4.2.5 Function: reconnect_one

static struct dentry *reconnect_one(struct vfsmount *mnt,
        struct dentry *dentry, char *nbuf)
{
    struct dentry *parent;
    struct dentry *tmp;
    int err;
    parent = ERR_PTR(-EACCES);
    inode_lock(dentry->d_inode);
    if (mnt->mnt_sb->s_export_op->get_parent)
        parent = mnt->mnt_sb->s_export_op->get_parent(dentry);
    inode_unlock(dentry->d_inode);
    if (IS_ERR(parent)) {
        dprintk("%s: get_parent of %ld failed, err %d\n",
            __func__, dentry->d_inode->i_ino, PTR_ERR(parent));
        return parent;
    }
    err = exportfs_get_name(mnt, parent, nbuf, dentry);
    if (err == -ENOENT)
        goto out_reconnected;
    if (err)
        goto out_err;
    tmp = lookup_one_len_unlocked(nbuf, parent, strlen(nbuf));
    if (IS_ERR(tmp)) {
        err = PTR_ERR(tmp);
        goto out_err;
    }
    if (tmp != dentry) {
        dput(tmp);
        goto out_reconnected;
    }
    dput(tmp);
    if (IS_ROOT(dentry)) {
        err = -ESTALE;
        goto out_err;
    }
    return parent;
out_err:
    dput(parent);
    return ERR_PTR(err);
out_reconnected:
    dput(parent);
    if (!dentry_connected(dentry))
        return ERR_PTR(-ESTALE);
    return NULL;
}

5. Other use cases of file handles

5.1 overlayfs

Overlayfs is a union filesystem that merges lower (read‑only) and upper (read‑write) layers. File handles are used to associate files across layers and to resolve hard‑link breakage.

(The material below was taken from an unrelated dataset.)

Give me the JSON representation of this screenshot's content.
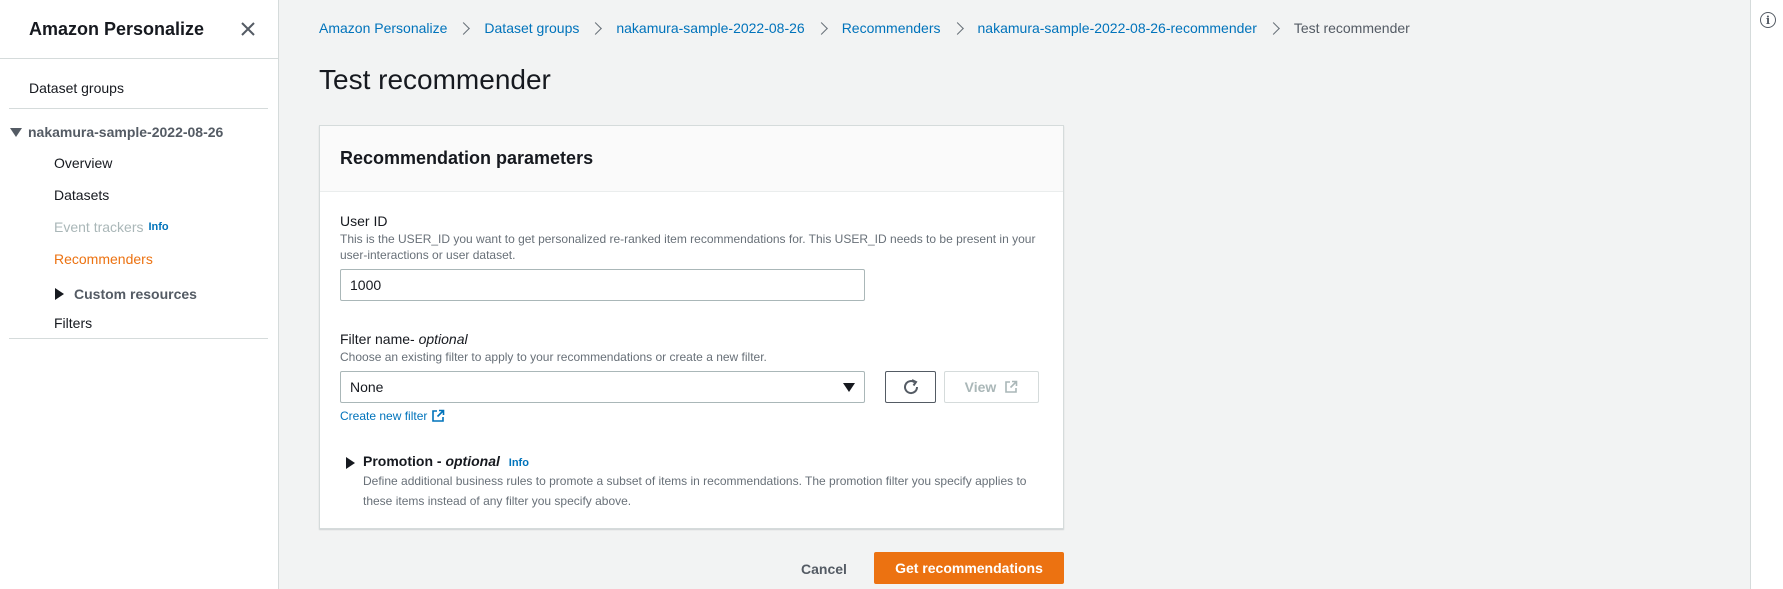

When a lower‑layer file is modified, it is copied up to the upper layer, creating a new inode; the original file handle (including the lower‑layer UUID) is stored so that other hard‑linked files can locate the correct upper‑layer copy.

Overlayfs also maintains an index directory in a workdir, storing file‑handle‑derived filenames for fast lookup of upper‑layer copies.

5.2 syscalls & ioctl

The kernel file fs/fhandle.c provides two syscalls: name_to_handle_at (returns a fid) and open_by_handle_at (opens a file given a fid). They split the traditional openat functionality, enabling remote filesystems to transmit a fid and later open the file on demand.

These mechanisms are used by XFS for backup, restore, and hierarchical storage management, exposing ioctl commands such as XFS_IOC_FD_TO_HANDLE_32 , XFS_IOC_PATH_TO_HANDLE_32 , XFS_IOC_OPEN_BY_HANDLE_32 , etc.